O banqueiro Daniel Vorcaro prestou um depoimento de cerca de quatro horas à Polícia Federal (PF) no dia 28 de agosto de 2026. Durante a sessão, Vorcaro expressou novamente seu interesse em estabelecer um acordo de colaboração premiada. Esta é a terceira vez que o ex-banqueiro tenta essa abordagem, buscando um caminho para esclarecer sua situação legal.
Os advogados de Vorcaro, Sérgio Leonardo e Daniel Bialski, destacaram em nota enviada à imprensa que o cliente está disposto a oferecer esclarecimentos mais abrangentes, contanto que tenha a garantia de que sua colaboração será efetivamente considerada.

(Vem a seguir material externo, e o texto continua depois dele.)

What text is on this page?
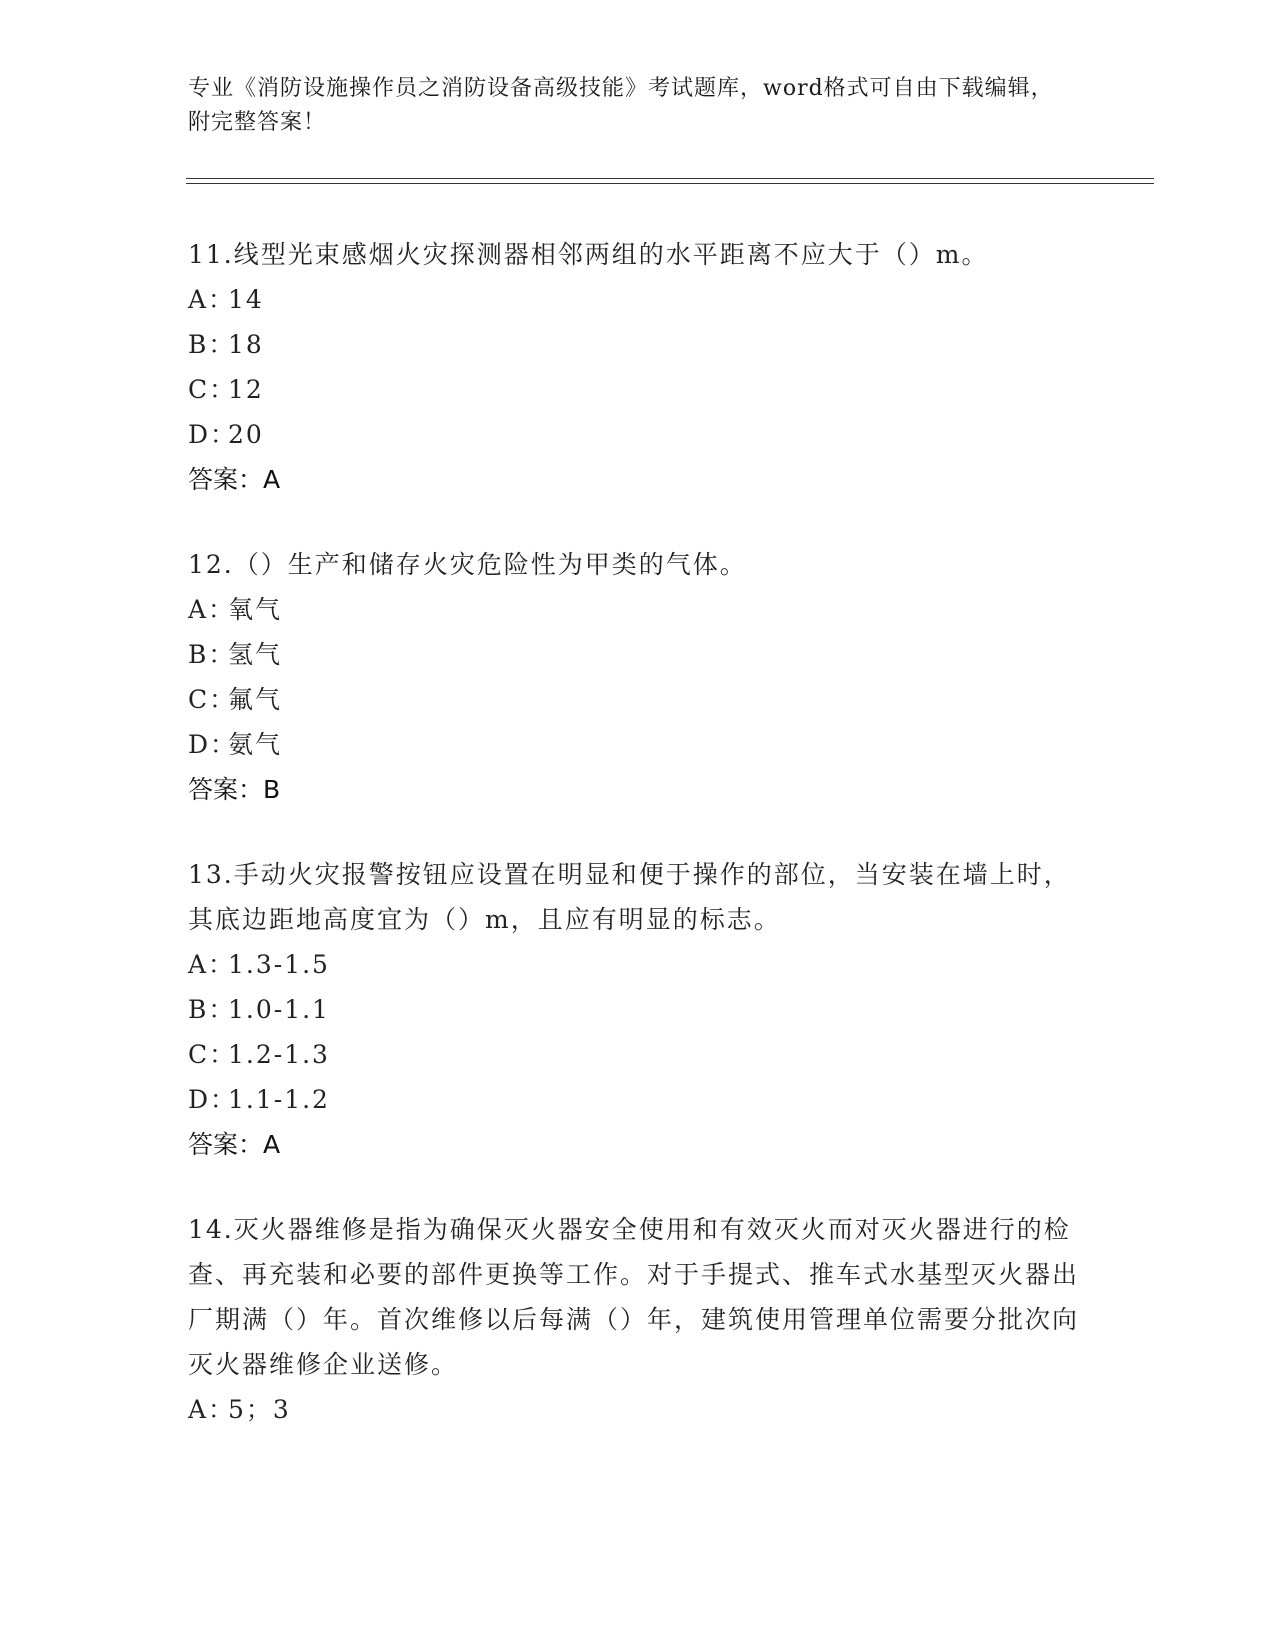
专业《消防设施操作员之消防设备高级技能》考试题库，word格式可自由下载编辑，附完整答案！

11.线型光束感烟火灾探测器相邻两组的水平距离不应大于（）m。

A：
14
B：
18
C：
12
D：
20
答案：A

12.（）生产和储存火灾危险性为甲类的气体。

A：
氧气
B：
氢气
C：
氟气
D：
氨气
答案：B

13.手动火灾报警按钮应设置在明显和便于操作的部位，当安装在墙上时，其底边距地高度宜为（）m，且应有明显的标志。

A：
1.3-1.5
B：
1.0-1.1
C：
1.2-1.3
D：
1.1-1.2
答案：A

14.灭火器维修是指为确保灭火器安全使用和有效灭火而对灭火器进行的检查、再充装和必要的部件更换等工作。对于手提式、推车式水基型灭火器出厂期满（）年。首次维修以后每满（）年，建筑使用管理单位需要分批次向灭火器维修企业送修。

A：
5；3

Desde o momento em que Vorcaro manifestou o desejo de negociar um acordo, a PF já havia recusado duas propostas anteriores. As alegações dos investigadores foram de que os documentos apresentados careciam de prova suficiente e não traziam novos elementos às investigações em andamento.
A defesa de Vorcaro também mencionou a intenção de reconstruir relações com o Supremo Tribunal Federal (STF), especialmente com o ministro André Mendonça, que teria se mostrado cético em relação aos acordos anteriores devido a experiências negativas com a defesa anterior.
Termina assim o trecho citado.